Mass Calls to the Bar

My experience of calls to the Bar is one borne from moving calls mostly at the Kuala Lumpur (KL) and, occasionally, at the Shah Alam High Courts. Rarely have I been called to move a call out of the Klang Valley.

I used to look on in horror at the mass calls to the Bar practiced by the Singaporean Bar. I used to think our Malaysian practice of calling each newly minted member of the Bar and giving them a few minutes of glory recognizing their individual uniqueness and achievements by their chosen mover was an experience laden with greater meaning and sense of occasion compared to the mass calls in Singapore. I was a big fan and supporter of the Malaysian practice, and struggled mightily against the standard issue call speech recommended by the Kuala Lumpur Bar Committee.

It has been 12 years since I wrote my piece A meditation about moving by an occasional mover over at LoyarBurok, and in that time I have changed my mind about the Malaysian and Singaporean practices. I think the KL courts should move to doing mass calls.

The first reason for this change of mind is hearing my pupils regularly tell me of how long their call dates were – the longest I recall being about a 4 months wait. I know of a few lawyers who had to file their call papers in other states like – Melaka, Perak and Pahang to get an earlier call date. The reason for the long wait is due to the sheer number of pupils due to be called in KL. A pupil should be called to the Bar as quickly as possible. They should not be delayed from practice for administrative reasons beyond their control.

The second reason is a consequence of that delay, the pupil’s potential income is reduced. Because they are not called to the Bar, they are usually asked to take a paralegal position pending their call. This loss happens because of a logistic issue. A logistic issue is solvable.

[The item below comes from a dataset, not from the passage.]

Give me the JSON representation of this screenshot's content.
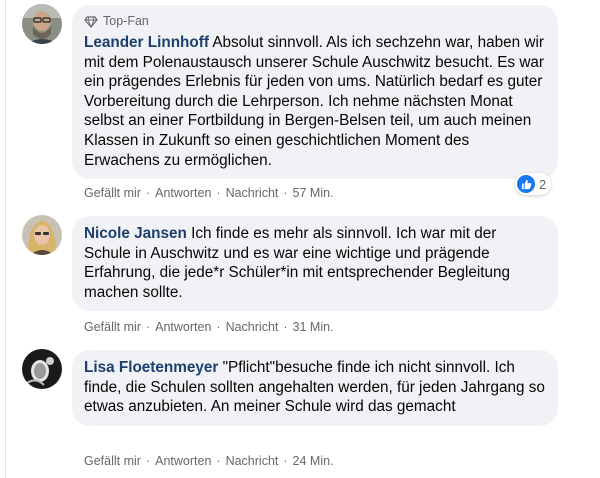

The third reason is that it is truly a tedious experience sitting through a series of standard call speeches for an hour or so. I admire the judges that need to be stoic through the occasion. It would be a different thing if each speech were different, interesting, and an attempt to demonstrate ‘good character’. Once in a long while a mover takes the less traveled path of preparing his or her own call speech and it is like a ray of sunshine. But most often they do not, and drudgery ensues.

The fourth reason is a consequence of my third reason, the occasion of the call to the Bar has become ritualistic and performed without the ‘sense of the sacred’ about it anymore. It is constantly described in mover’s speeches as a historic occasion, but there is none of in the mover’s delivery or the atmosphere of the occasion. I use to think it was the KL Bar that was to be blamed for this but I realize the fault lay with just the sheer number of pupils coming to be called to the Bar in KL. The fault lies with the mass. The KL Bar’s solution was simply to standardize it as a solution; but that ended up turning the entire process into a mechanistic and soulless one.

The solution is mass calls. Recently, the Singapore courts carried out mass calls over video-conferencing. Perhaps that is the inevitable course of developments for the occasion of the call to the Bar. Numbers won’t be an issue anymore. All pupils can be called within a month of completing their pupilage.

My sense of it is that in the not too distant future the call to the bar will be completely perfunctory and will no longer be an occasion steeped in the legal tradition of oral advocacy; and then it will one day disappear completely and be a relic of history. The occasion may one day be marked simply as a notification on our communication device no different in form or medium from a notification thanking us for paying the monthly Unifi bill promptly.